Meta-Analytic Procedure
To extract data from included articles, we used Excel spreadsheets (version 14.1.4; Microsoft; Redmond, Washington). Data extracted included timing and dose of d-cycloserine, diagnostic indication, duration of behavioral therapy (in number of sessions), method of analysis (intention-to-treat vs completers), ratings of trial quality using the Jadad scale,10 sample size, number of dropouts, and age of sample (children vs adults). Missing information was requested from study investigators.
Our primary outcome measure was mean improvement in the primary rating scale scores used to measure anxiety in the trial. We examined the difference between d-cycloserine and placebo by calculating the standardized mean difference (SMD) using Comprehensive Meta-Analysis (Biostat; Englewood, New Jersey). This measure was favored over weighted mean difference, because rating scales differed between the included studies. A random-effects (as opposed to fixed-effects) model was used for the meta-analysis because there was considerable evidence of heterogeneity between trials.

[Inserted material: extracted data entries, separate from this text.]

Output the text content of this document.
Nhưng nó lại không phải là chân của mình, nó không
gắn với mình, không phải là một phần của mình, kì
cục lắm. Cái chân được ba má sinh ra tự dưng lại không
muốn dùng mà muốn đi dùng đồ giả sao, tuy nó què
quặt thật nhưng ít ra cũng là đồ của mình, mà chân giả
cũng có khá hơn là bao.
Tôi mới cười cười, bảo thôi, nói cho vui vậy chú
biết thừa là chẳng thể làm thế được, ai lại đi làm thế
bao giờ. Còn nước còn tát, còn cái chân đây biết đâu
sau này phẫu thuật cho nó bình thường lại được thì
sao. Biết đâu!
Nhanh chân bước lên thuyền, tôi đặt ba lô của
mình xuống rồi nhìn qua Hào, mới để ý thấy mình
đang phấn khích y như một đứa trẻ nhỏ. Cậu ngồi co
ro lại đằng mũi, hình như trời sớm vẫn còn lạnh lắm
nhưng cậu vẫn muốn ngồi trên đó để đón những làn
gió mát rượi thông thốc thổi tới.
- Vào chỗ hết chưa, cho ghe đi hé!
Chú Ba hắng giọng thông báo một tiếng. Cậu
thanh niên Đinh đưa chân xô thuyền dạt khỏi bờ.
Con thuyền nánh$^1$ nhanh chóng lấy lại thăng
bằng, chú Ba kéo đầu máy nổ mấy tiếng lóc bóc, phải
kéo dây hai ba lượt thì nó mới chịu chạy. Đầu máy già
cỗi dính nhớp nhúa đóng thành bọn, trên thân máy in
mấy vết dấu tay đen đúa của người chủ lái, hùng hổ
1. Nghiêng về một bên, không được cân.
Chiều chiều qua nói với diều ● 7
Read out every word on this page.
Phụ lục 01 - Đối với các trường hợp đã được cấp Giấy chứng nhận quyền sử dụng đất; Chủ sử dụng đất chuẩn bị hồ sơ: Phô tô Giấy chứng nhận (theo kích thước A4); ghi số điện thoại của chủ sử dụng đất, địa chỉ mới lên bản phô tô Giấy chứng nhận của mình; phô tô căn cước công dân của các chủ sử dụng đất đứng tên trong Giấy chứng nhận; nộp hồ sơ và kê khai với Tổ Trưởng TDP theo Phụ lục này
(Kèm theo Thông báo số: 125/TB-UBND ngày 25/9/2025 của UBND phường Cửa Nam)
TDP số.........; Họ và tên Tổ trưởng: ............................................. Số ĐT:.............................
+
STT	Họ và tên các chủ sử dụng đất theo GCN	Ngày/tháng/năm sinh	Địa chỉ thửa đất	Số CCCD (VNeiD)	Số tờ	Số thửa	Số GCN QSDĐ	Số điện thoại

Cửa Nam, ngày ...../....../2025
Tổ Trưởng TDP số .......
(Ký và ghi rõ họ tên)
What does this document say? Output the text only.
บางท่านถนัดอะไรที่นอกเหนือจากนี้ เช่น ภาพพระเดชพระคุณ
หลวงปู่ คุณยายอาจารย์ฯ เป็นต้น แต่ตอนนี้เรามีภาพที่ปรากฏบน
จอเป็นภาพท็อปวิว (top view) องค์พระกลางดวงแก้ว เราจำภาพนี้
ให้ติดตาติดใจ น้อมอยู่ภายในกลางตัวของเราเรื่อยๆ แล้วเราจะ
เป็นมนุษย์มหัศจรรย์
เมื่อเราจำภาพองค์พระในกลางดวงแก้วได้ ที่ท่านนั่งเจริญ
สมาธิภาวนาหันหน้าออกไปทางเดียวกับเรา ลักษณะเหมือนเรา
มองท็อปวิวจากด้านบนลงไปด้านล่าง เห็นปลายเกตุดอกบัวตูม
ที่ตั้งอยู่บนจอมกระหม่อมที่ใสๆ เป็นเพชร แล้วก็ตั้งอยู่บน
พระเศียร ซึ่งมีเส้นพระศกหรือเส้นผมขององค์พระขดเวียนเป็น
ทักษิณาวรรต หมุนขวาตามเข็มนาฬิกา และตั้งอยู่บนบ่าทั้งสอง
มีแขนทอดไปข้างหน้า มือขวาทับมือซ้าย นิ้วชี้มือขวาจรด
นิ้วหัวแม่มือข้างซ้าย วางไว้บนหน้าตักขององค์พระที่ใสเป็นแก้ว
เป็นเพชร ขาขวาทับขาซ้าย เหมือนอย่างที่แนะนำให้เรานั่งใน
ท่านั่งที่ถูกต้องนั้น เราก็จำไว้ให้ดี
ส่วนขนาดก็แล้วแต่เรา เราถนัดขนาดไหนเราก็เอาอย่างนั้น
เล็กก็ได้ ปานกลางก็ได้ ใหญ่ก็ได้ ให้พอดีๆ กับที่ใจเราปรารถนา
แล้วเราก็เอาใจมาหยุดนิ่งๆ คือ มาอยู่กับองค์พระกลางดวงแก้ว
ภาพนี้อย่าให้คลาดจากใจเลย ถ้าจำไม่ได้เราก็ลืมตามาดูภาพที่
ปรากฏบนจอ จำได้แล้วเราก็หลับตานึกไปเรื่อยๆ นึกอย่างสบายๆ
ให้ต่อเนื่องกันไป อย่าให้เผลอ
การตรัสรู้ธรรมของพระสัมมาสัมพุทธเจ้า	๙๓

Publication bias was assessed by plotting the effect size against standard error for each trial (funnel plot).11 In addition, publication bias was statistically tested by the Egger test and by determining the association between sample size and effect size in meta-regression.11 Heterogeneity between trials was determined by means of 2 separate statistical estimates using Comprehensive Meta-Analysis. First, a Q-statistic was employed to provide a test of statistical significance indicating whether the differences in effect sizes are due to subject-level sampling error alone or other sources. In addition, we estimated heterogeneity using the I2 statistic, which estimates the proportion of total variance that is attributable to between-study variance.
For secondary analyses, we performed several subgroup analyses and meta-regression. Stratified subgroup analysis in Comprehensive Meta-Analysis was used to assess the effects of (1) diagnostic indication (OCD, social phobia, panic disorder, or other anxiety disorder) and (2) method of analysis (completers vs intention-to-treat). We used the test for subgroup differences in Comprehensive Meta-Analysis to determine whether subgroups reduced overall heterogeneity.12 We initially intended to examine the effects of age group (child vs adult) on the effects of d-cycloserine. However, there were not enough trials in children to conduct this analysis.
Meta-regression was performed in Comprehensive Meta-Analysis Version 2. To examine the association between d-cycloserine efficacy in trials and continuous variables such as (1) dose, (2) timing of d-cycloserine dosage (in hours before treatment), (3) number of doses of d-cycloserine given, (4) therapy sessions, (5) number of exposure-based therapy sessions, (6) proportion of therapy sessions that were exposure-based, (7) trial methodological quality, and (8) sample size, we used a meta-regression technique. For meta-regression, effect size was the dependent variable and our variable of interest was the independent variable. Studies were weighted using the generic inverse variance method. Our threshold for statistical significance was selected to be P < .05 for the primary analysis, as well as for all subgroup analyses and meta-regression. Any significant findings in secondary analyses should be regarded as exploratory because we did not adjust for inflation of false-positive error from our 8 secondary analyses.
RESULTS
Included Studies
We included 9 studies with a total of 273 subjects in this meta-analysis.3,8,13-19 Figure 1 is a flowchart presenting the selection of these 9 trials from a total of 155 identified publications. Four of the studies examined the efficacy of d-cycloserine for the treatment of OCD.8,14,16,18 Two studies each examined the efficacy of d-cycloserine for social phobia3,15 and panic disorder.17,19 One study examined d-cycloserine for acrophobia.13 Table 1 depicts the characteristics of included studies in this meta-analysis.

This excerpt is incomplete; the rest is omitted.